One place to start a presentation on Audubon’s brown pelican might be, for the sake of contrast, to recognize the bird’s participation in at least one non-scientific tradition in the last several hundred years. We could look at the alchemists, for example, for whom the pelican represented, according to Johannes Fabricius’ book Alchemy, a “transition from Paradise to earth, or from spiritual to bodily existence [which] is represented by the ‘inexhaustible’ well of the pelican’s neck” (Fabricius 160). This pelican image is much different from Audubon’s—depicting an animal that in times of need tears the flesh from its own chest to feed its young with its own blood. This pelican has been taken as a Christ trope, shedding blood to save mankind, which I mention, because I think Audubon, too, recognizes this tradition. We can see this, I think, for example, in the episodes on 452-3 in which the pelicans allow the gulls to take its fish willingly out of their mouths, and, he says they “did not manifest the least anger towards the gulls”—which seems like a very Christian thing of a pelican to do. He juxtaposes this image of charity with one of wrath in which the Frigate Pelican and the Brown pelican fight: “It is said that the Frigate Pelican or Man-of-war Bird, forces the brown Pelican to disgorge its food, but of this I never saw an instance; nor do I believe it to be the case, considering the great strength and bill of the Pelican compared with those of the other bird.”
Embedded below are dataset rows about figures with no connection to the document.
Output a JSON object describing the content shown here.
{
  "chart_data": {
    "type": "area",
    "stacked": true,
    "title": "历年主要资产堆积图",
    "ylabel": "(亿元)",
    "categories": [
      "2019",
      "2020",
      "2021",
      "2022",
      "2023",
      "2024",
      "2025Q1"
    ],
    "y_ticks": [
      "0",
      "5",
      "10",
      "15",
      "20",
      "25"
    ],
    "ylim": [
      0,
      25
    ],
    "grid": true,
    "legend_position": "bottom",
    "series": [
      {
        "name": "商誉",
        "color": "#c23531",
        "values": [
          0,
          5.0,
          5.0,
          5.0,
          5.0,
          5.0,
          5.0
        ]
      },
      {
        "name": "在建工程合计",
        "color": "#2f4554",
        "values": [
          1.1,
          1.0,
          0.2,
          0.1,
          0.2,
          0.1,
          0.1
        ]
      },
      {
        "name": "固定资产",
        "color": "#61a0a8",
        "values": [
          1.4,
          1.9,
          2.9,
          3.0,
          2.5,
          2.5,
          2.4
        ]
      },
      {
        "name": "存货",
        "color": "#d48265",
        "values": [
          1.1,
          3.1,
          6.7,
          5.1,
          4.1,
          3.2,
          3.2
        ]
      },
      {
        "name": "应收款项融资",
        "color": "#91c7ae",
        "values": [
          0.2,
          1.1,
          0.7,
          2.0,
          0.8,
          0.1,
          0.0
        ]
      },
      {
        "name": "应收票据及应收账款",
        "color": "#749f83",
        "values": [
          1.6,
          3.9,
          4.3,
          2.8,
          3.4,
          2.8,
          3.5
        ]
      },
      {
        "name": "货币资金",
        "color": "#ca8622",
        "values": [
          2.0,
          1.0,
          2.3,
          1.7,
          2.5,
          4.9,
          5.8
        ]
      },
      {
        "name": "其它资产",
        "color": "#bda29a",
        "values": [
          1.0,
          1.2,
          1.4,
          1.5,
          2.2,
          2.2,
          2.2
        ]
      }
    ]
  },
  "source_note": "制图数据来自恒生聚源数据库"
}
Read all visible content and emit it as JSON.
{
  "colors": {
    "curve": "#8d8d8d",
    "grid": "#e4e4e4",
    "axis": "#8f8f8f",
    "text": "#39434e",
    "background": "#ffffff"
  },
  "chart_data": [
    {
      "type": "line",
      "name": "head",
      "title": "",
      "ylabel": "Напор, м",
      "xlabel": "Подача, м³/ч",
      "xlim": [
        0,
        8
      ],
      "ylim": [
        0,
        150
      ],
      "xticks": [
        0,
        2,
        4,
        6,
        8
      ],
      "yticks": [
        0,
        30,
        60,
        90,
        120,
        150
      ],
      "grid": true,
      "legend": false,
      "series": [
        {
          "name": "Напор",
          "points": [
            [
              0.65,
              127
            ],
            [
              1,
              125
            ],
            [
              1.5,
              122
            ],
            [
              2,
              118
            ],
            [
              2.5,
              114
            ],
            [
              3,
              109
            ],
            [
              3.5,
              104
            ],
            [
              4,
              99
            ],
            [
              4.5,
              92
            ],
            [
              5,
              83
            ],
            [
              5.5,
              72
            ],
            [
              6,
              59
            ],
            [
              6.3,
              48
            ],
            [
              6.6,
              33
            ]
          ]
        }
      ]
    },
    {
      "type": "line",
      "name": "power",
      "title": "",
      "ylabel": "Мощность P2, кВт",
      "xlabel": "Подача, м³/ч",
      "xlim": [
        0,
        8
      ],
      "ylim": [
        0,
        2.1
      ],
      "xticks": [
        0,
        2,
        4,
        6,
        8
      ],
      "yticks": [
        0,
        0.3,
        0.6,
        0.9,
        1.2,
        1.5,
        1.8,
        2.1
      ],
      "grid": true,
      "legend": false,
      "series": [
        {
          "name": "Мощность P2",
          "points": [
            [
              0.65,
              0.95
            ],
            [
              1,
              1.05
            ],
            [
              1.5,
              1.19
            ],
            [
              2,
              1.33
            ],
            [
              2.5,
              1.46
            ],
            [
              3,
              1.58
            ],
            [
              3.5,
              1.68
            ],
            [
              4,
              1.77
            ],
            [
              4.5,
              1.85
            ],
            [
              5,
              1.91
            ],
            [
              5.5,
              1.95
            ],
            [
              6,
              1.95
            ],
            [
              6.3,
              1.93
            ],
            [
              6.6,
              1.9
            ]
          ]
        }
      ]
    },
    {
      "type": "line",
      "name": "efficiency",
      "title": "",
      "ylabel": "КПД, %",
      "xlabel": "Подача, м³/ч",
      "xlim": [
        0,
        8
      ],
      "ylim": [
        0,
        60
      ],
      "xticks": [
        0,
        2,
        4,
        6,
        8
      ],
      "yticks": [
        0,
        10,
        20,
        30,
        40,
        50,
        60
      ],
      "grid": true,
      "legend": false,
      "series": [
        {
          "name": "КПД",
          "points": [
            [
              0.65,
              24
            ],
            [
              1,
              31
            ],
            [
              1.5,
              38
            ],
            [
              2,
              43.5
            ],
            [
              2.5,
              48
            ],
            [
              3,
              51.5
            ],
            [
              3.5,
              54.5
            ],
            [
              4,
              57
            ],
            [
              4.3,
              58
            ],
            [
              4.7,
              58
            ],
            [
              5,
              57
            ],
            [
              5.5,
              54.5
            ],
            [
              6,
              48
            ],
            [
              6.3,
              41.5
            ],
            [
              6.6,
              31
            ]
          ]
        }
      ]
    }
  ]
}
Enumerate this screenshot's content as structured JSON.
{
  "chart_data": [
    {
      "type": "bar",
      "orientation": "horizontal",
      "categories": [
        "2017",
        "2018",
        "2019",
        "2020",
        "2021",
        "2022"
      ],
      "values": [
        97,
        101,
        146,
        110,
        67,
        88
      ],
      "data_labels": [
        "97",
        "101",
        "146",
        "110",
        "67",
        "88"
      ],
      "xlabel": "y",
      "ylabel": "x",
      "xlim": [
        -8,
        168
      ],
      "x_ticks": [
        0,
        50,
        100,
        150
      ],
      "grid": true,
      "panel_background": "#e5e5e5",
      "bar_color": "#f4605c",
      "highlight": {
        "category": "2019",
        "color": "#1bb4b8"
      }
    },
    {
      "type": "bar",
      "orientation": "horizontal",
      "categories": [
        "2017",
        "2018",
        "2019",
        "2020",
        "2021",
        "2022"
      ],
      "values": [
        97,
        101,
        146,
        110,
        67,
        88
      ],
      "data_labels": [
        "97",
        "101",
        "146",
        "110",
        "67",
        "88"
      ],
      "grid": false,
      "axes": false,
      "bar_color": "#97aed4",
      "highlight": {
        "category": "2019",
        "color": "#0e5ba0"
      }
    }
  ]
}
Here’s the frigate pelican. I only have these in black and white, but there’s not much color to this. I know I haven’t talked about the image of the brown pelican yet, but look here at the angles of the frigate, the downward motion of his flight, and his open beak—very aggressive position, as if he’s diving for prey. For me, this invokes a war in heaven kind of scene, the frigate versus the brown pelican.
Perhaps as a bit of a digression, the pelican is mentioned in Psalms 102, though I haven’t quite figured out the significance to Audubon’s bird biography, which echoes the pelican-owl pairing in the psalm on page 453. The psalm, verses 6-7, read, “I am like a pelican of the wilderness: / I am like an owl of the desert. / I watch, and am as a sparrow alone upon the housetop….” A tenuous connection, maybe, but maybe not. Also, Thomas Aquinas at one point refers to Jesus as a pelican: "Pelican of mercy, Jesu, Lord and God, cleanse me, wretched sinner, in thy precious Blood; Blood, whereof one drop for humankind outpoured, might from all transgression have the world restored." This is a link to Psalm 102, if you want to read it in its entirety (http://www.bartleby.com/108/19/102.html).
To return to Audubon’s pelican, from his tone, it seems apparent that Audubon admires the pelican. Did you listen to his overflown, over the top, romanticized descriptions of the pelican? (What is with his tone, btw? It’s different, right, from what he normally does?) For instance, on 450, he describes the flight of the pelicans: “When the weather is calm, and a flood of light and heat is poured down upon nature by the genial sun, they are often, especially during the love season, seen rising in broad circles…” (450). Under his admiration, though, is some suspicion of the bird’s goodness, but it’s as if he doesn’t want to point it out directly. Only every now and then he makes a comment or a comparison that seems to undercut his admiration. For instance, he compares the roosting pelicans on 451 to the vultures, which he has depicted as one of the lowest and creepiest of the birds, “Had they perched on yon mangroves, they would have laid themselves flat on the branches, or spread their wings to the sun or the breeze, as Vultures are wont to do.” Most importantly, I think, in comparing the pelican to the vulture, as Audubon has invited us to do, is in its voracity. Compare his exclamation on 452 in the first full paragraph “What voracious creatures they are!” with his judgment of the vultures, 297 second full paragraph, when he says, “Their voracity, however, soon caused their death.” I think their voracity, their gluttony (hinted at I think on 452 with the words, “gobble them up”), introduces a tension or a sense that maybe the pelican is not so perfect a transcendent figure. The tension between high and low, I think, recurs in several different ways in this biography, and it’s reflected also I think in the image.
Recall the frigate pelican, with its dark downward facing, angular, open-mouthed attack. Now, if we look at the brown pelican, we can see how this white line of the neck seems to isolate and emphasize the bird’s neck perhaps suggesting this kind of transcendental quality in the bird Fabricius describes, which represents the transition from spirit to body . Unlike some of his other birds with transcendental undertones, the emphasis through this reading, is on the materialization of the bird—that transfer from spirit to body—which, in the Audubon print, is complicated by the pelican’s body directing the eye upward and out the top of the page (symbolically towards enlightenment or heaven or whatever), as does the streaking of the bright yellow of the head and the feathers of the top of the neck. Furthermore the pelican is ascending his branch, though the branch is broken, preventing his ascension. Also, there’s tension generated there, with this line that often draws my gaze downward, from the pelican’s eye through the beak to the hanging mangrove bean again (shades of pink/red), perhaps emphasizing the materiality or lowness of the bird, further emphasized by the fact that the branch is covered in feces.